Another part of Fortune's work has been providing the staff with strategies to help better communicate with patients who chronically miss or cancel appointments. The staff also has received communications training, based on the principles of motivational speaker Anthony Robbins, on how to better improve the office culture, Dill says. The staff will focus on eight elements of its office culture during a yearly planning meeting in January. Bell says he and his staff of seven women felt they could do more to support each other and to eliminate "subgroups," where office assistants might gossip about the hygienists, or vice versa.

"We have entered into some agreements on how we will choose to talk to each other and we won't subgroup," he says.

The staff completed a three-day training session last month and will undergo another one in April, where staff are given specific tasks to complete, such as getting clear on the group's vision for the office. The team also completed a Robbins "discovery exercise," which allows staffers to gain a better understanding of their teammates.

"We had some people saying, ‘You know, I've worked with you for 20 years and I didn't know that about you,'" Dill says. "They went back to the office and they saw each other differently. [The staff's attitude] begins to impact the patients differently, too."

Fortune also provided some verbal skills training in managing the re-care system —the process of making sure that patients come back to have diagnosed issues addressed and that patients never leave the office without having their next appointment scheduled.

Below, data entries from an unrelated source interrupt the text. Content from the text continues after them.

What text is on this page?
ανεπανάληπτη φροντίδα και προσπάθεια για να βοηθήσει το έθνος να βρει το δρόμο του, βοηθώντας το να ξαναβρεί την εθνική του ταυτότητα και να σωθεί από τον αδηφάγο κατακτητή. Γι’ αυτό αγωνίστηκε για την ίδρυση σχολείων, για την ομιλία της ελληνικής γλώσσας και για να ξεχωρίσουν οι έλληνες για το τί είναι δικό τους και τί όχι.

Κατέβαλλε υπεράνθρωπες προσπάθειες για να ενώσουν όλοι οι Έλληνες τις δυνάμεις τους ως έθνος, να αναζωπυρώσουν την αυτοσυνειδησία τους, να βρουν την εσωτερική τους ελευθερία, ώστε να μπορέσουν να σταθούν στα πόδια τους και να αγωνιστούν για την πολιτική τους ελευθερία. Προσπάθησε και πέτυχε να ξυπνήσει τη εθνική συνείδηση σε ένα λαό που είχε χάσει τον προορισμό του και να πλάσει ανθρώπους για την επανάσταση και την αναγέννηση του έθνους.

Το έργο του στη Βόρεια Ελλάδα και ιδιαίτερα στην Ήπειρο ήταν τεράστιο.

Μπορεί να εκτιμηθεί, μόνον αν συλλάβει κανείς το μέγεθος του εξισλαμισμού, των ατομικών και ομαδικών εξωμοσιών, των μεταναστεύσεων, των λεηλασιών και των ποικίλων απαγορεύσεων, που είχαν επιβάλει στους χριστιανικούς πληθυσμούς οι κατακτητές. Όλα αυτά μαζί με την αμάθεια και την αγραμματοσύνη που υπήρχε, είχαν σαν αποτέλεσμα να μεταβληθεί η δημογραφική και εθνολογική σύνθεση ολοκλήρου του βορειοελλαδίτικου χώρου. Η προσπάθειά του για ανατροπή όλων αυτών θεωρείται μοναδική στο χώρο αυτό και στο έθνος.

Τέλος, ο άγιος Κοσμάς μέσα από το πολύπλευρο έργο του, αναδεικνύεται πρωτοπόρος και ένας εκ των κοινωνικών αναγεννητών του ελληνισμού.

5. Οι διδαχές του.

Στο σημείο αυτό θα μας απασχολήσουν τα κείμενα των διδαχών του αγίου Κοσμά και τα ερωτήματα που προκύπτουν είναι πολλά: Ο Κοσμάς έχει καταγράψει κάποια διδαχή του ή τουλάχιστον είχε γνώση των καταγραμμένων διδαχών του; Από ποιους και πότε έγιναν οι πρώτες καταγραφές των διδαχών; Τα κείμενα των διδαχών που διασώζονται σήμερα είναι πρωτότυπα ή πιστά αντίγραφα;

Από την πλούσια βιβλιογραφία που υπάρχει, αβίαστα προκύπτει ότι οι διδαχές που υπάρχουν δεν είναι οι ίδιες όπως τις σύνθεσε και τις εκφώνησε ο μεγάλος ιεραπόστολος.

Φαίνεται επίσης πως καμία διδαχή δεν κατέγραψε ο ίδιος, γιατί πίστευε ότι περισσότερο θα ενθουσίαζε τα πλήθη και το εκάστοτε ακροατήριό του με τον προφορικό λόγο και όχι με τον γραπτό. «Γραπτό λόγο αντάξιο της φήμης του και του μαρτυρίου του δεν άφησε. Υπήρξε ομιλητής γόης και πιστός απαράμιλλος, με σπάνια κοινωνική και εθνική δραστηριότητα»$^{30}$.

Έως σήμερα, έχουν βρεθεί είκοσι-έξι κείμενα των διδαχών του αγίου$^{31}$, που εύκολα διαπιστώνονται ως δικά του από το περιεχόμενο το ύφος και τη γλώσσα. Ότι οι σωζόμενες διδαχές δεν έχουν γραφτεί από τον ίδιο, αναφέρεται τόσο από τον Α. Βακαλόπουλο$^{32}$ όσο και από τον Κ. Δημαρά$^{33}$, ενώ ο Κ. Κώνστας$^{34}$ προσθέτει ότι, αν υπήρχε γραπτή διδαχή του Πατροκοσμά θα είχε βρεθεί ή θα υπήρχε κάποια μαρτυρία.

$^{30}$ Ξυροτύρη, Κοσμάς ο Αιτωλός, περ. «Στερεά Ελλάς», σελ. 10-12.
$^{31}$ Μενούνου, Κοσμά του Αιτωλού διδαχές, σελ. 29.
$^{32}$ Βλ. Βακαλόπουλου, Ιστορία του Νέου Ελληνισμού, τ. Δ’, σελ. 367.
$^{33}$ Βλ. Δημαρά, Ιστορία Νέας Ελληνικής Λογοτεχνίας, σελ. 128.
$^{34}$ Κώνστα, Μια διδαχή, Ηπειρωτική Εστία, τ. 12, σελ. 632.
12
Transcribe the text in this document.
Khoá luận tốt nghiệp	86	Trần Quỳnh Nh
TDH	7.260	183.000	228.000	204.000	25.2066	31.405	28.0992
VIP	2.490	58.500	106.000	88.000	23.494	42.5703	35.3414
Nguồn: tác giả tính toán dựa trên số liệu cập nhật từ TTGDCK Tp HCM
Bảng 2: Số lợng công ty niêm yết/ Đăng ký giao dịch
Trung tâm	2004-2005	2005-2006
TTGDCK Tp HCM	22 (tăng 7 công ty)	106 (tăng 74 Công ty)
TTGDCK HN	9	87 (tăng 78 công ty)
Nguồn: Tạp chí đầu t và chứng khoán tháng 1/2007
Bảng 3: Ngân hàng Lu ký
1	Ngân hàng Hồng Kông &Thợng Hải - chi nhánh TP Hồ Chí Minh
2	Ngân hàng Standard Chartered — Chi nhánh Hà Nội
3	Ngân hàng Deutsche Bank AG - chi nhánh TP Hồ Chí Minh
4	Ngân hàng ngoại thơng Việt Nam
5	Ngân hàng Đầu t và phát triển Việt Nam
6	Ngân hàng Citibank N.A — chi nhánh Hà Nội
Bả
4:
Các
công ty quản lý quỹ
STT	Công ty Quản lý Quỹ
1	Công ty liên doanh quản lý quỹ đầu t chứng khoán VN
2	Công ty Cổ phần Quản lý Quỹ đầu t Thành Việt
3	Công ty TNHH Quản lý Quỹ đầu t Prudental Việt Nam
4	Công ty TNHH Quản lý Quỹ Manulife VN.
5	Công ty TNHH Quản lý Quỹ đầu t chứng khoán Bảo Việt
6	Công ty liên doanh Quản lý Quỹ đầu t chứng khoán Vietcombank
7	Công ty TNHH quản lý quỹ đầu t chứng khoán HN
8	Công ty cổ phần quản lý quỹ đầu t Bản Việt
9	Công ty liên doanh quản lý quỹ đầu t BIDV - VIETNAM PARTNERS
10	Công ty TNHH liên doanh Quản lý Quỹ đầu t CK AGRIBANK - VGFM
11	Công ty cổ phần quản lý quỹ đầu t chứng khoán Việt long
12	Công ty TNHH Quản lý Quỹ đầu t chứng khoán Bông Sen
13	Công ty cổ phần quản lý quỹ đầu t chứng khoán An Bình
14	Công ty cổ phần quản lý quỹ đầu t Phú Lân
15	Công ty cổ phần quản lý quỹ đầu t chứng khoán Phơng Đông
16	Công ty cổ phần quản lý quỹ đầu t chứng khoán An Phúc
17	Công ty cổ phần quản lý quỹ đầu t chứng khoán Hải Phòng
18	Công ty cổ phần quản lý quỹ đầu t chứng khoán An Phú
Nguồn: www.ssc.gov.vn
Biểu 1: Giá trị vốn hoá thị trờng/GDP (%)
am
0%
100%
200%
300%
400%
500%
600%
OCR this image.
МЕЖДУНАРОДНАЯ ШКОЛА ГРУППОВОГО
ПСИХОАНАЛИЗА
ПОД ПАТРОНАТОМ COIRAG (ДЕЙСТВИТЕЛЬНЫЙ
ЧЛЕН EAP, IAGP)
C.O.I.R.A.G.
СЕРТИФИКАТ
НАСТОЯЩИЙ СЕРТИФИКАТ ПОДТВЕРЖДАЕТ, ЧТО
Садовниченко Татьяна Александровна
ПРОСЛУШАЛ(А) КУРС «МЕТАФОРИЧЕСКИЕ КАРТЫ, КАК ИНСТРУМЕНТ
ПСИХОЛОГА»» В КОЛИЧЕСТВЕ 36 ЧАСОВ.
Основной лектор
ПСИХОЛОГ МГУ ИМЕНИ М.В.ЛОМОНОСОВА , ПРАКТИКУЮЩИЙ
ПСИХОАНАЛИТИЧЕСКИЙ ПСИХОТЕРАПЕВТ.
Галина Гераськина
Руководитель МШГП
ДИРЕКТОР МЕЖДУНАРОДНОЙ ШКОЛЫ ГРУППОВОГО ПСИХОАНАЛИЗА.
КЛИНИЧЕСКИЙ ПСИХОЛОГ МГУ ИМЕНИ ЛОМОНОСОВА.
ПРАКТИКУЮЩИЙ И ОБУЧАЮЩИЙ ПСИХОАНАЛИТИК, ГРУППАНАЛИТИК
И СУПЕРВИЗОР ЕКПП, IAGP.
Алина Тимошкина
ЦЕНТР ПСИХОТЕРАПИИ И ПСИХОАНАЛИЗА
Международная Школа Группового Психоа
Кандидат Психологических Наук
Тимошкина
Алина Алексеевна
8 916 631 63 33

"We try not to be a break-it-and-fix-it practice," where patients simply come in to get things done on an emergency basis, Bell says.

Instead, the practice tries to diagnose issues early and focus more on preventative care. Before the practice began to focus on the re-care process, it was scheduling follow-up appointments only at about 40 percent.

The new goal: 90 percent.

"We're tracking it. We're paying attention to it," he says. "I think there's an old saying: What gets measured gets done."

Bell's goal is to continue to refine operating processes and formalize systems to bring an associate dentist on board in the next two to three years, giving him time to handle more complex dental cases, research and community involvement. Fortune also helps identify potential dentists that match Bell's values.

Bell has a potential ten-year plan for the new dentist. After five years, Bell plans to allow the dentist to buy in to about half of the business.

Then, about five years later, Bell says he hopes to be able to transition out of the practice, making it a seamless change for patients. He believes the new focus on monitoring and data will help him attract the right associate.

"Any associate coming in wants to look at the numbers," Bell says. "People want the hard data. They want to know what they're buying in to."